Sebagai Kota Kreatif, Bandung memang diwajibkan menelurkan banyak program. Tapi mungkin karena niatnya semata memenuhi syarat kuota, eksekusinya kadang terlihat setengah hati. Penyebabnya mungkin bukan semata karena Bandung masih dalam “tahap berkembang,” tapi karena peran Pemkot yang kelewat dominan. Berbeda dari skena seni lokal yang berdenyut kencang berkat gerakan arus bawah, gebrakan Bandung dalam payung Kota Kreatif tampak terlalu bergantung pada keseriusan para pejabat di Balai Kota.
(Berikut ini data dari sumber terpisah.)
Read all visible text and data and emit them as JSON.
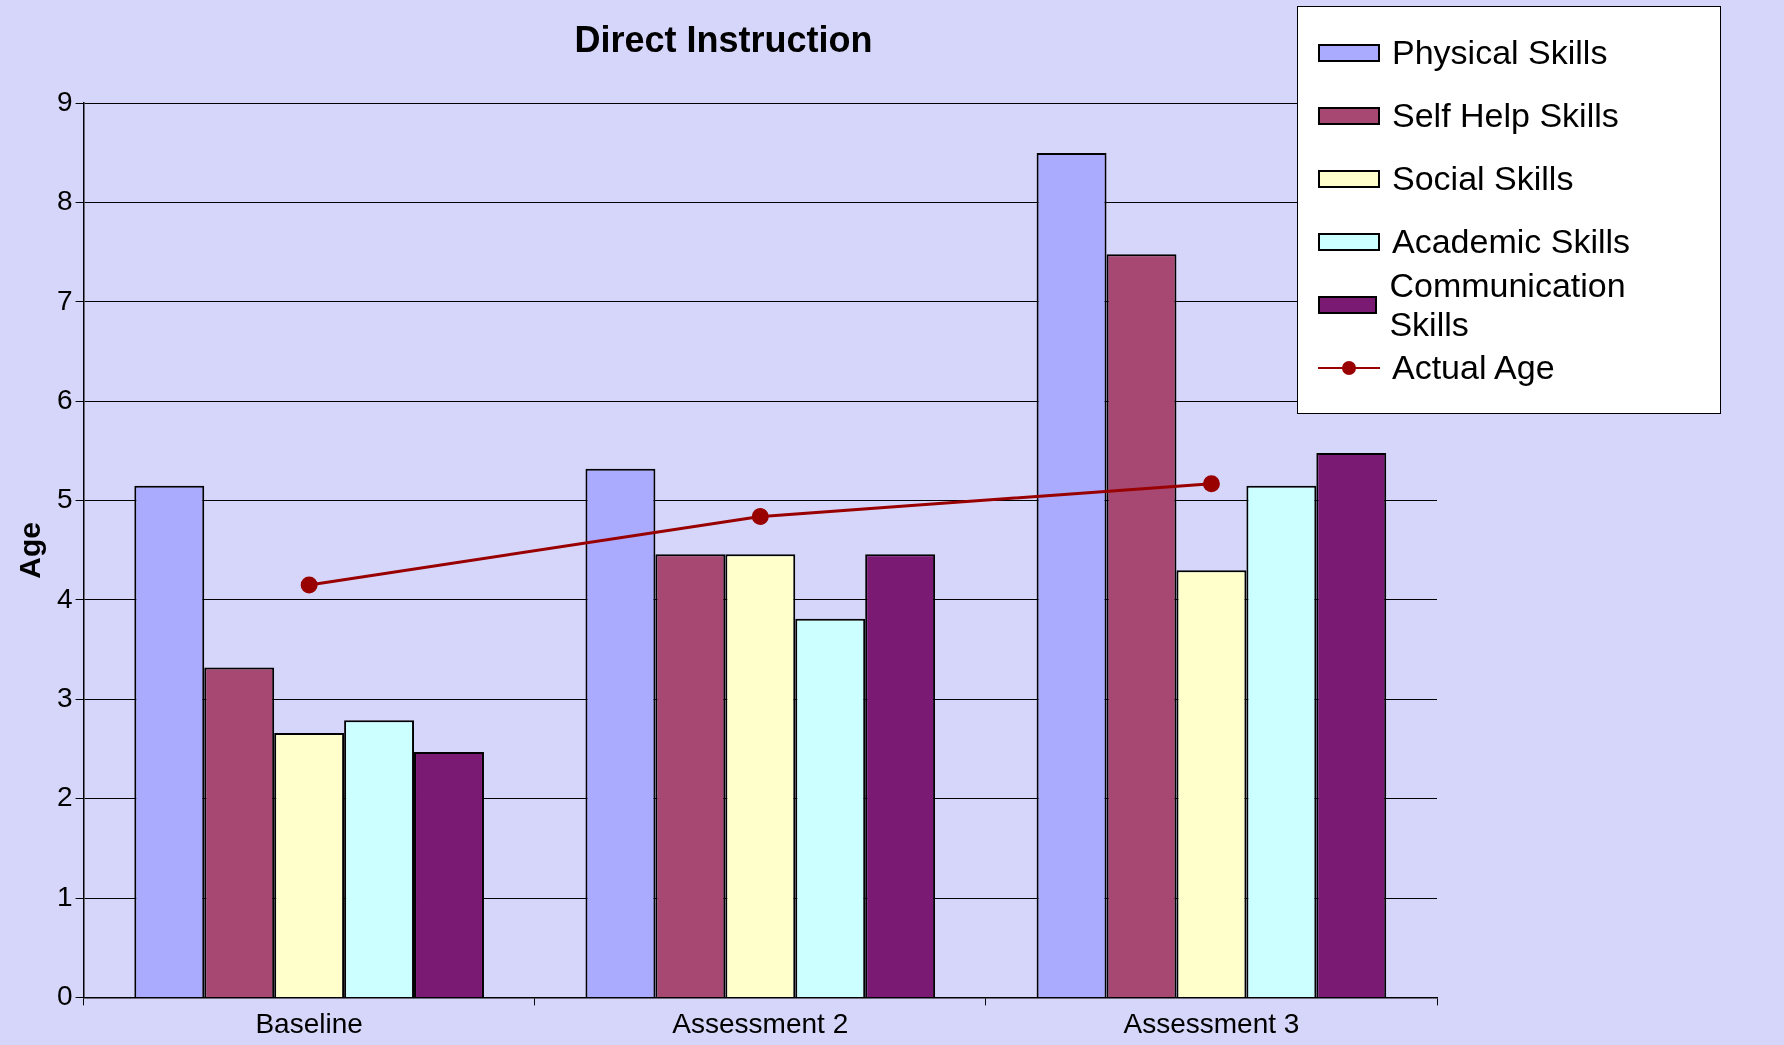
{
  "chart_data": {
    "type": "bar",
    "title": "Direct Instruction",
    "ylabel": "Age",
    "categories": [
      "Baseline",
      "Assessment 2",
      "Assessment 3"
    ],
    "series": [
      {
        "name": "Physical Skills",
        "color": "#aaaaff",
        "values": [
          5.15,
          5.32,
          8.5
        ]
      },
      {
        "name": "Self Help Skills",
        "color": "#a64872",
        "values": [
          3.32,
          4.46,
          7.48
        ]
      },
      {
        "name": "Social Skills",
        "color": "#ffffcc",
        "values": [
          2.66,
          4.46,
          4.3
        ]
      },
      {
        "name": "Academic Skills",
        "color": "#ccffff",
        "values": [
          2.79,
          3.81,
          5.15
        ]
      },
      {
        "name": "Communication Skills",
        "color": "#7a1a73",
        "values": [
          2.47,
          4.46,
          5.48
        ]
      },
      {
        "name": "Actual Age",
        "type": "line",
        "color": "#990000",
        "values": [
          4.15,
          4.84,
          5.17
        ]
      }
    ],
    "ylim": [
      0,
      9
    ],
    "yticks": [
      0,
      1,
      2,
      3,
      4,
      5,
      6,
      7,
      8,
      9
    ],
    "grid": "y",
    "legend": "top right",
    "marker": "circle"
  }
}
Kendati rapornya ternoda warna merah, mesti diakui era Kang Emil berhasil memberi banyak sumbangsih positif pada industri kreatif Bandung. Selain mendulang pengakuan UNESCO, Pemkot telah memetakan lebih dari 4.000 komunitas ekonomi kreatif dalam 13 kategori. Beberapa kebijakannya, seperti penghapusan izin usaha untuk UKM dengan kapital di bawah Rp500 juta, revolusioner.
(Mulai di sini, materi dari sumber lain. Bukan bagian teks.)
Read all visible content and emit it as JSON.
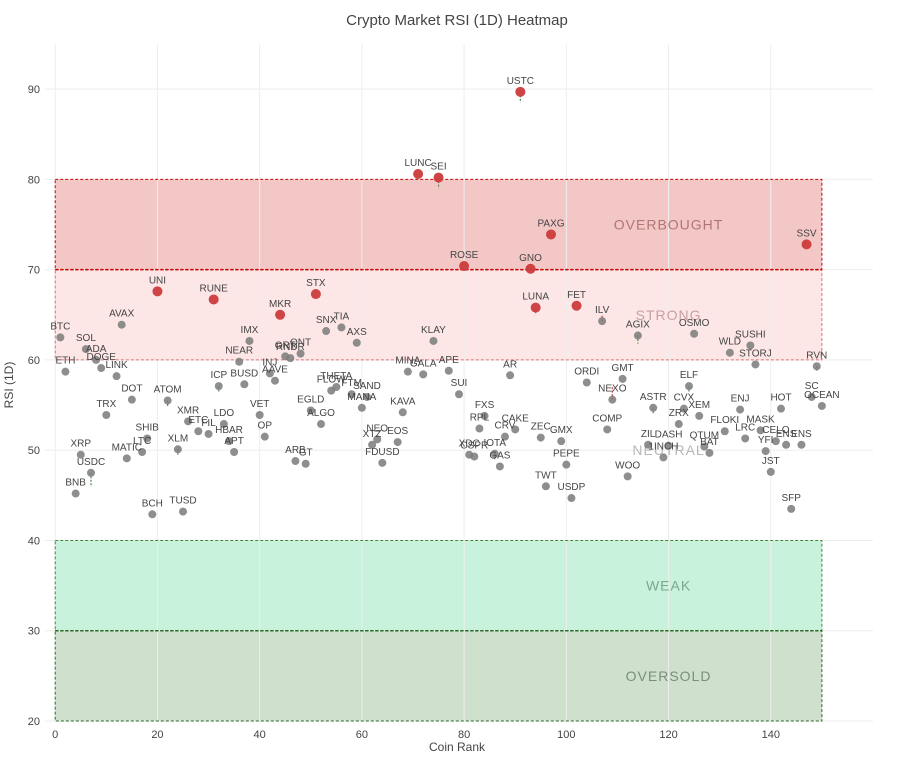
{
  "chart_data": {
    "type": "scatter",
    "title": "Crypto Market RSI (1D) Heatmap",
    "xlabel": "Coin Rank",
    "ylabel": "RSI (1D)",
    "xlim": [
      -2,
      160
    ],
    "ylim": [
      20,
      95
    ],
    "xticks": [
      0,
      20,
      40,
      60,
      80,
      100,
      120,
      140
    ],
    "yticks": [
      20,
      30,
      40,
      50,
      60,
      70,
      80,
      90
    ],
    "grid": true,
    "zones": [
      {
        "name": "OVERBOUGHT",
        "y0": 70,
        "y1": 80,
        "x0": 0,
        "x1": 150,
        "color": "#f4c7c7",
        "border": "#cc0000",
        "text_color": "#b07575",
        "label_x": 120,
        "label_y": 75
      },
      {
        "name": "STRONG",
        "y0": 60,
        "y1": 70,
        "x0": 0,
        "x1": 150,
        "color": "#fde6e6",
        "border": "#e07070",
        "text_color": "#c8a0a0",
        "label_x": 120,
        "label_y": 65
      },
      {
        "name": "NEUTRAL",
        "y0": 40,
        "y1": 60,
        "x0": 0,
        "x1": 150,
        "color": "#ffffff",
        "border": "#ffffff",
        "text_color": "#b8b8b8",
        "label_x": 120,
        "label_y": 50
      },
      {
        "name": "WEAK",
        "y0": 30,
        "y1": 40,
        "x0": 0,
        "x1": 150,
        "color": "#c8f2dc",
        "border": "#3a8a3a",
        "text_color": "#7aa88a",
        "label_x": 120,
        "label_y": 35
      },
      {
        "name": "OVERSOLD",
        "y0": 20,
        "y1": 30,
        "x0": 0,
        "x1": 150,
        "color": "#cfe0cc",
        "border": "#2a6a2a",
        "text_color": "#7a907a",
        "label_x": 120,
        "label_y": 25
      }
    ],
    "points": [
      {
        "name": "BTC",
        "x": 1,
        "y": 62.5,
        "prev": 62.5
      },
      {
        "name": "ETH",
        "x": 2,
        "y": 58.7,
        "prev": 58.7
      },
      {
        "name": "BNB",
        "x": 4,
        "y": 45.2,
        "prev": 45.2
      },
      {
        "name": "XRP",
        "x": 5,
        "y": 49.5,
        "prev": 49.5
      },
      {
        "name": "SOL",
        "x": 6,
        "y": 61.2,
        "prev": 61.2
      },
      {
        "name": "USDC",
        "x": 7,
        "y": 47.5,
        "prev": 46.0
      },
      {
        "name": "ADA",
        "x": 8,
        "y": 60.0,
        "prev": 60.0
      },
      {
        "name": "DOGE",
        "x": 9,
        "y": 59.1,
        "prev": 59.1
      },
      {
        "name": "TRX",
        "x": 10,
        "y": 53.9,
        "prev": 53.9
      },
      {
        "name": "LINK",
        "x": 12,
        "y": 58.2,
        "prev": 58.2
      },
      {
        "name": "AVAX",
        "x": 13,
        "y": 63.9,
        "prev": 63.9
      },
      {
        "name": "MATIC",
        "x": 14,
        "y": 49.1,
        "prev": 49.1
      },
      {
        "name": "DOT",
        "x": 15,
        "y": 55.6,
        "prev": 55.6
      },
      {
        "name": "LTC",
        "x": 17,
        "y": 49.8,
        "prev": 49.8
      },
      {
        "name": "SHIB",
        "x": 18,
        "y": 51.3,
        "prev": 51.3
      },
      {
        "name": "BCH",
        "x": 19,
        "y": 42.9,
        "prev": 42.9
      },
      {
        "name": "UNI",
        "x": 20,
        "y": 67.6,
        "prev": 67.6
      },
      {
        "name": "ATOM",
        "x": 22,
        "y": 55.5,
        "prev": 54.8
      },
      {
        "name": "XLM",
        "x": 24,
        "y": 50.1,
        "prev": 49.4
      },
      {
        "name": "TUSD",
        "x": 25,
        "y": 43.2,
        "prev": 43.2
      },
      {
        "name": "XMR",
        "x": 26,
        "y": 53.2,
        "prev": 53.2
      },
      {
        "name": "ETC",
        "x": 28,
        "y": 52.1,
        "prev": 52.1
      },
      {
        "name": "FIL",
        "x": 30,
        "y": 51.8,
        "prev": 51.8
      },
      {
        "name": "RUNE",
        "x": 31,
        "y": 66.7,
        "prev": 66.7
      },
      {
        "name": "ICP",
        "x": 32,
        "y": 57.1,
        "prev": 56.5
      },
      {
        "name": "LDO",
        "x": 33,
        "y": 52.9,
        "prev": 52.9
      },
      {
        "name": "HBAR",
        "x": 34,
        "y": 51.0,
        "prev": 51.0
      },
      {
        "name": "APT",
        "x": 35,
        "y": 49.8,
        "prev": 49.8
      },
      {
        "name": "NEAR",
        "x": 36,
        "y": 59.8,
        "prev": 59.8
      },
      {
        "name": "BUSD",
        "x": 37,
        "y": 57.3,
        "prev": 57.3
      },
      {
        "name": "IMX",
        "x": 38,
        "y": 62.1,
        "prev": 62.1
      },
      {
        "name": "VET",
        "x": 40,
        "y": 53.9,
        "prev": 53.9
      },
      {
        "name": "OP",
        "x": 41,
        "y": 51.5,
        "prev": 51.5
      },
      {
        "name": "INJ",
        "x": 42,
        "y": 58.5,
        "prev": 58.5
      },
      {
        "name": "AAVE",
        "x": 43,
        "y": 57.7,
        "prev": 57.7
      },
      {
        "name": "MKR",
        "x": 44,
        "y": 65.0,
        "prev": 65.0
      },
      {
        "name": "GRT",
        "x": 45,
        "y": 60.4,
        "prev": 60.4
      },
      {
        "name": "RNDR",
        "x": 46,
        "y": 60.2,
        "prev": 60.2
      },
      {
        "name": "ARB",
        "x": 47,
        "y": 48.8,
        "prev": 48.8
      },
      {
        "name": "QNT",
        "x": 48,
        "y": 60.7,
        "prev": 60.7
      },
      {
        "name": "GT",
        "x": 49,
        "y": 48.5,
        "prev": 48.5
      },
      {
        "name": "EGLD",
        "x": 50,
        "y": 54.4,
        "prev": 54.4
      },
      {
        "name": "STX",
        "x": 51,
        "y": 67.3,
        "prev": 67.3
      },
      {
        "name": "ALGO",
        "x": 52,
        "y": 52.9,
        "prev": 52.9
      },
      {
        "name": "SNX",
        "x": 53,
        "y": 63.2,
        "prev": 63.2
      },
      {
        "name": "FLOW",
        "x": 54,
        "y": 56.6,
        "prev": 56.6
      },
      {
        "name": "THETA",
        "x": 55,
        "y": 57.0,
        "prev": 57.0
      },
      {
        "name": "TIA",
        "x": 56,
        "y": 63.6,
        "prev": 63.6
      },
      {
        "name": "FTM",
        "x": 58,
        "y": 56.2,
        "prev": 56.2
      },
      {
        "name": "AXS",
        "x": 59,
        "y": 61.9,
        "prev": 61.9
      },
      {
        "name": "MANA",
        "x": 60,
        "y": 54.7,
        "prev": 54.7
      },
      {
        "name": "SAND",
        "x": 61,
        "y": 55.9,
        "prev": 55.9
      },
      {
        "name": "XTZ",
        "x": 62,
        "y": 50.6,
        "prev": 50.6
      },
      {
        "name": "NEO",
        "x": 63,
        "y": 51.2,
        "prev": 51.2
      },
      {
        "name": "FDUSD",
        "x": 64,
        "y": 48.6,
        "prev": 48.6
      },
      {
        "name": "EOS",
        "x": 67,
        "y": 50.9,
        "prev": 50.9
      },
      {
        "name": "KAVA",
        "x": 68,
        "y": 54.2,
        "prev": 54.2
      },
      {
        "name": "MINA",
        "x": 69,
        "y": 58.7,
        "prev": 58.7
      },
      {
        "name": "LUNC",
        "x": 71,
        "y": 80.6,
        "prev": 80.6
      },
      {
        "name": "GALA",
        "x": 72,
        "y": 58.4,
        "prev": 58.4
      },
      {
        "name": "KLAY",
        "x": 74,
        "y": 62.1,
        "prev": 62.1
      },
      {
        "name": "SEI",
        "x": 75,
        "y": 80.2,
        "prev": 79.0
      },
      {
        "name": "APE",
        "x": 77,
        "y": 58.8,
        "prev": 58.8
      },
      {
        "name": "SUI",
        "x": 79,
        "y": 56.2,
        "prev": 56.2
      },
      {
        "name": "ROSE",
        "x": 80,
        "y": 70.4,
        "prev": 70.4
      },
      {
        "name": "XDC",
        "x": 81,
        "y": 49.5,
        "prev": 49.5
      },
      {
        "name": "CSPR",
        "x": 82,
        "y": 49.3,
        "prev": 49.3
      },
      {
        "name": "RPL",
        "x": 83,
        "y": 52.4,
        "prev": 52.4
      },
      {
        "name": "FXS",
        "x": 84,
        "y": 53.8,
        "prev": 53.8
      },
      {
        "name": "IOTA",
        "x": 86,
        "y": 49.6,
        "prev": 49.0
      },
      {
        "name": "GAS",
        "x": 87,
        "y": 48.2,
        "prev": 48.2
      },
      {
        "name": "CRV",
        "x": 88,
        "y": 51.5,
        "prev": 51.5
      },
      {
        "name": "AR",
        "x": 89,
        "y": 58.3,
        "prev": 58.3
      },
      {
        "name": "CAKE",
        "x": 90,
        "y": 52.3,
        "prev": 52.3
      },
      {
        "name": "USTC",
        "x": 91,
        "y": 89.7,
        "prev": 88.5
      },
      {
        "name": "GNO",
        "x": 93,
        "y": 70.1,
        "prev": 70.1
      },
      {
        "name": "LUNA",
        "x": 94,
        "y": 65.8,
        "prev": 65.0
      },
      {
        "name": "ZEC",
        "x": 95,
        "y": 51.4,
        "prev": 51.4
      },
      {
        "name": "TWT",
        "x": 96,
        "y": 46.0,
        "prev": 46.0
      },
      {
        "name": "PAXG",
        "x": 97,
        "y": 73.9,
        "prev": 73.9
      },
      {
        "name": "GMX",
        "x": 99,
        "y": 51.0,
        "prev": 51.0
      },
      {
        "name": "PEPE",
        "x": 100,
        "y": 48.4,
        "prev": 48.4
      },
      {
        "name": "USDP",
        "x": 101,
        "y": 44.7,
        "prev": 44.7
      },
      {
        "name": "FET",
        "x": 102,
        "y": 66.0,
        "prev": 66.0
      },
      {
        "name": "ORDI",
        "x": 104,
        "y": 57.5,
        "prev": 57.5
      },
      {
        "name": "ILV",
        "x": 107,
        "y": 64.3,
        "prev": 65.0
      },
      {
        "name": "COMP",
        "x": 108,
        "y": 52.3,
        "prev": 52.3
      },
      {
        "name": "NEXO",
        "x": 109,
        "y": 55.6,
        "prev": 57.0
      },
      {
        "name": "GMT",
        "x": 111,
        "y": 57.9,
        "prev": 57.9
      },
      {
        "name": "WOO",
        "x": 112,
        "y": 47.1,
        "prev": 47.1
      },
      {
        "name": "AGIX",
        "x": 114,
        "y": 62.7,
        "prev": 61.8
      },
      {
        "name": "ZIL",
        "x": 116,
        "y": 50.6,
        "prev": 50.6
      },
      {
        "name": "ASTR",
        "x": 117,
        "y": 54.7,
        "prev": 54.0
      },
      {
        "name": "LINK2",
        "x": 119,
        "y": 49.2,
        "prev": 49.2,
        "label": "1INCH"
      },
      {
        "name": "DASH",
        "x": 120,
        "y": 50.5,
        "prev": 50.5
      },
      {
        "name": "ZRX",
        "x": 122,
        "y": 52.9,
        "prev": 52.9
      },
      {
        "name": "CVX",
        "x": 123,
        "y": 54.6,
        "prev": 54.6
      },
      {
        "name": "ELF",
        "x": 124,
        "y": 57.1,
        "prev": 56.4
      },
      {
        "name": "OSMO",
        "x": 125,
        "y": 62.9,
        "prev": 62.9
      },
      {
        "name": "XEM",
        "x": 126,
        "y": 53.8,
        "prev": 53.8
      },
      {
        "name": "QTUM",
        "x": 127,
        "y": 50.4,
        "prev": 50.4
      },
      {
        "name": "BAT",
        "x": 128,
        "y": 49.7,
        "prev": 49.7
      },
      {
        "name": "FLOKI",
        "x": 131,
        "y": 52.1,
        "prev": 52.1
      },
      {
        "name": "WLD",
        "x": 132,
        "y": 60.8,
        "prev": 60.8
      },
      {
        "name": "ENJ",
        "x": 134,
        "y": 54.5,
        "prev": 54.5
      },
      {
        "name": "LRC",
        "x": 135,
        "y": 51.3,
        "prev": 51.3
      },
      {
        "name": "SUSHI",
        "x": 136,
        "y": 61.6,
        "prev": 61.6
      },
      {
        "name": "STORJ",
        "x": 137,
        "y": 59.5,
        "prev": 59.5
      },
      {
        "name": "MASK",
        "x": 138,
        "y": 52.2,
        "prev": 52.2
      },
      {
        "name": "YFI",
        "x": 139,
        "y": 49.9,
        "prev": 49.9
      },
      {
        "name": "JST",
        "x": 140,
        "y": 47.6,
        "prev": 47.6
      },
      {
        "name": "CELO",
        "x": 141,
        "y": 51.0,
        "prev": 51.0
      },
      {
        "name": "HOT",
        "x": 142,
        "y": 54.6,
        "prev": 54.6
      },
      {
        "name": "ENS",
        "x": 143,
        "y": 50.6,
        "prev": 50.6
      },
      {
        "name": "SFP",
        "x": 144,
        "y": 43.5,
        "prev": 43.5
      },
      {
        "name": "ENS2",
        "x": 146,
        "y": 50.6,
        "prev": 50.6,
        "label": "ENS"
      },
      {
        "name": "SSV",
        "x": 147,
        "y": 72.8,
        "prev": 72.8
      },
      {
        "name": "SC",
        "x": 148,
        "y": 55.9,
        "prev": 55.9
      },
      {
        "name": "RVN",
        "x": 149,
        "y": 59.3,
        "prev": 58.8
      },
      {
        "name": "OCEAN",
        "x": 150,
        "y": 54.9,
        "prev": 54.9
      }
    ],
    "colors": {
      "point_neutral": "#7a7a7a",
      "point_hot": "#cc3b3b",
      "tail_up": "#4a8a4a",
      "tail_down": "#cc4444"
    }
  }
}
Tahun depan, beban pengembangan industri kreatif sepertinya akan berpindah sepenuhnya ke pundak swasta. Bukan karena tuntutan idealisme, melainkan keterpaksaan. Kang Emil akan mengakhiri masa jabatannya pada 2018, sementara tak seorang pun calon penggantinya mengusung program ekonomi kreatif. Menyadari hal itu, BCCF pun mulai memasang kuda-kuda. “Kita mesti siap jadi counterpart pemerintah,” ujar Dwinita, “untuk memastikan Bandung maju, bukan mundur ke masa Orde Baru.”
PANDUAN
Rute
Jika tak ada aral melintang, Bandara Internasional Jawa Barat (bijb.co.id) di Majalengka akan mulai beroperasi di pertengahan 2018 untuk menggantikan Bandara Husein Sastranegara (huseinsastranegara-airport.co.id). Khusus jalur darat, Bandung bisa dijangkau dengan berkendara via Tol Cipularang, atau dengan menaiki kereta Argo Parahyangan (kai.id; tiket mulai dari Rp80.000).
Penginapan
Bagi pencinta desain dan sejarah, Bandung punya banyak hotel yang patut dicoba. Di jantung kota ada Hotel Bidakara Grand Savoy Homann (savoyhomann-hotel.com; mulai dari Rp780.000), penginapan bersejarah yang pernah menampung para delegasi Konferensi Asia Afrika. Fasad tuanya dipelihara, tapi kamarkamarnya tampil segar usai dipermak. Jika menyukai desain yang melebur harmonis dengan alam rindang Tanah Pasundan, salah satu opsi ideal adalah Padma Bandung (padmahotelbandung.com; mulai dari Rp1.550.000). Khusus penggemar desain kontemporer, Maja Group menaungi beberapa properti, di antaranya Stevie G (stevieghotelbandung.com; mulai dari Rp550. 000), serta Blackbird (majagroup.co.id; mulai dari Rp650.000).
Tur Seni
Di kawasan Bukit Pakar, Selasar Sunaryo Art Space (selasarsunaryo.com) menaungi antara lain perpustakaan, kafe, toko suvenir, serta amfiteater. Tahun ini, merayakan usia dua dekade, ruang seni ini akan menanggap banyak acara menarik. Kunjungi pula tetangganya, Wot Batu (wotbatu.id), untuk melihat karya-karya berbahan batu buatan maestro Sunaryo. Masih di area yang sama, ada Serambi Pirous (0852-2160-7732) milik seniman senior A.D Pirous; serta Orbital Dago (orbitaldago.com) yang dibuka pada 2017 oleh kurator Rifky Effendy. Ruang seni fotogenik NuArt Sculpture Park (nuartsculpturepark.com) menyuguhkan patungpatung yang bertaburan di lahan seluas tiga hektare, ditambah area khusus pementasan tari dan musik. Tak jauh darinya, Museum Barli (022/ 2011-898) mendokumentasikan karya-karya Barli Sasmitawinata dan menyediakan kelas menggambar khusus anak. Lawangwangi Creative Space (lawangwangi.com), galeri milik duet matematikawan Benny van Groesen dan Andonowati, memajang banyak karya seniman muda Bandung, termasuk para kontestan Bandung Contemporary Art Awards (BaCAA). Bandung juga menampung galeri kampus tertua di Indonesia, Galeri Soemardja (@galeri_soemardja). Namanya diambil dari dosen seni legendaris Sjafe’i Soemardja.
Dipublikasikan perdana di majalah DestinAsian Indonesia edisi April/Juni 2018 (“Bandung Bangun”).